Tudo isso veio a alucinar o
sertanejo crédulo; alucina-o, deprime-o, perverte-o. Conta-nos Nertan Macêdo
que o ilustre sergipano Gilberto Amado, quando menino, no tempo da Guerra de
Canudos, assistiu a uma dessas Missões na sua cidadezinha de Itaporanga da
Ajuda. O relato é admirável: "Os frades engrolavam um vocabulário
restritíssimo. Suas guturais rasgavam os ouvidos. Dom Amando, o chefe, o
maioral, esguio, o nariz adunco, as faces cavernosas, os olhos fundos, tipo de
monge tenebroso, movia-se com algo de espectral e quando, ao deixar a latada na
sombra, chamava o capuz sobre a cabeça e tomava o ar de uma grande ave noturna.”

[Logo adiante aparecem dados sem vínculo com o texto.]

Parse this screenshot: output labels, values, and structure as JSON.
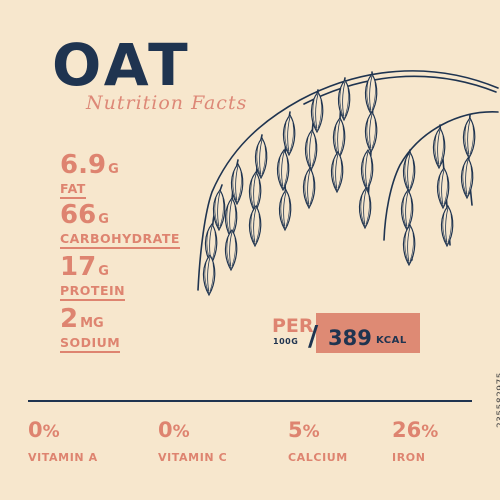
{
  "header": {
    "title": "OAT",
    "subtitle": "Nutrition Facts"
  },
  "nutrients": [
    {
      "amount": "6.9",
      "unit": "G",
      "name": "FAT"
    },
    {
      "amount": "66",
      "unit": "G",
      "name": "CARBOHYDRATE"
    },
    {
      "amount": "17",
      "unit": "G",
      "name": "PROTEIN"
    },
    {
      "amount": "2",
      "unit": "MG",
      "name": "SODIUM"
    }
  ],
  "energy": {
    "per_label": "PER",
    "per_unit": "100G",
    "value": "389",
    "unit": "KCAL"
  },
  "vitamins": [
    {
      "percent": "0",
      "name": "VITAMIN A"
    },
    {
      "percent": "0",
      "name": "VITAMIN C"
    },
    {
      "percent": "5",
      "name": "CALCIUM"
    },
    {
      "percent": "26",
      "name": "IRON"
    }
  ],
  "stock_id": "235582975",
  "colors": {
    "background": "#f7e7cd",
    "navy": "#1f3450",
    "salmon": "#de8470"
  },
  "illustration": "oat-plant-icon"
}
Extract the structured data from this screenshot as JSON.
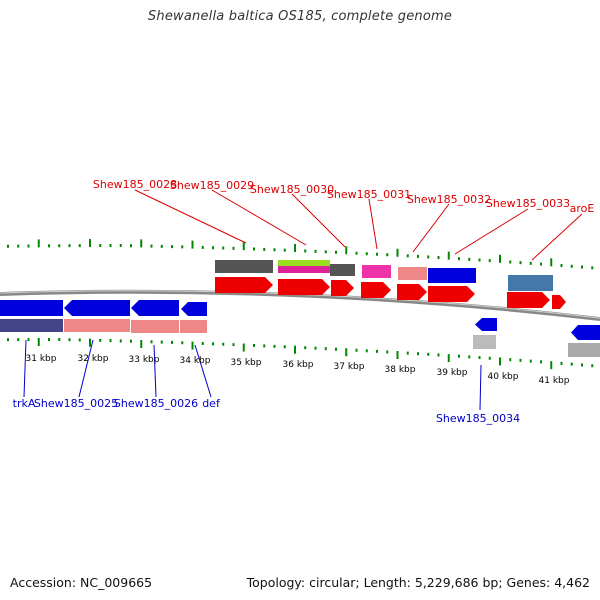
{
  "title": "Shewanella baltica OS185, complete genome",
  "footer": {
    "accession": "Accession: NC_009665",
    "summary": "Topology: circular; Length: 5,229,686 bp; Genes: 4,462"
  },
  "colors": {
    "top_label": "#dd0000",
    "bottom_label": "#0000cc",
    "tick": "#008800",
    "backbone": "#888888"
  },
  "ticks": {
    "kbp_labels": [
      "31 kbp",
      "32 kbp",
      "33 kbp",
      "34 kbp",
      "35 kbp",
      "36 kbp",
      "37 kbp",
      "38 kbp",
      "39 kbp",
      "40 kbp",
      "41 kbp"
    ]
  },
  "gene_labels": {
    "top": [
      "Shew185_0028",
      "Shew185_0029",
      "Shew185_0030",
      "Shew185_0031",
      "Shew185_0032",
      "Shew185_0033",
      "aroE"
    ],
    "bottom": [
      "trkA",
      "Shew185_0025",
      "Shew185_0026",
      "def",
      "Shew185_0034"
    ]
  }
}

- Fazia mêdo. Tudo isso era para amedrontar mesmo, pois a forma de trazer o
povo crédulo para os átrios das igrejas era essa e foi aprendida pelos
protestantes, que agora usam esse mesmo método para trazer seus crentes à fé.
Luís Cristóvão dos Santos, cronista
do sertão pernambucano, natural de Pesqueira, conta-nos que ainda menino foi
morar em Custódia, para onde se mudou a família, e que em uma Missão pregada
polo famoso Frei Damião, ouviu o sermão do frade e narra o fato: "A
princípio o taumaturgo. descreveu as delícias do céu, os querubins tocando
harpa e uma nuvem de incenso vagando no azul, entre anjos e santos.
A multidão
ouvia em silêncio, maravilhada e boquiaberta. Então, de repente, o frade mudou.
Sacudiu os braços e soltou a. maldição terrível: — Homens sem Deus, mergulhados
na lama do pecado. Amancebados! Mentirosos! Adúlteros! Arrependei-vos de vossos
pecados. E passou a descrever as torturas do inferno. labaredas subiam, tochas
ardendo, um relógio marcando: Sempre! Sempre! Nunca! Nunca!, que são as horas
da Eternidade. E no meio da fornalha, o suplício do fumaceiro de enxôfre
sufocando tudo.

Essa foi a maneira que o sertanejo nordestino foi
catequisado. O Capitão Virgulino Lampião, veio desse meio, onde o domínio
religioso usava o Diabo e por isso a proteção contra ele teria que ser nas
fortes rezas, nos escapulários com papeis escritos e costurados, como se
costurado à alma do suplicante e usuário dos mesmos, fechando seus corpos de
faca e bala, doenças, pobreza, contra injustiças, contra mau-olhado e inveja.
Esse foi e ainda é o sertão de Lampião.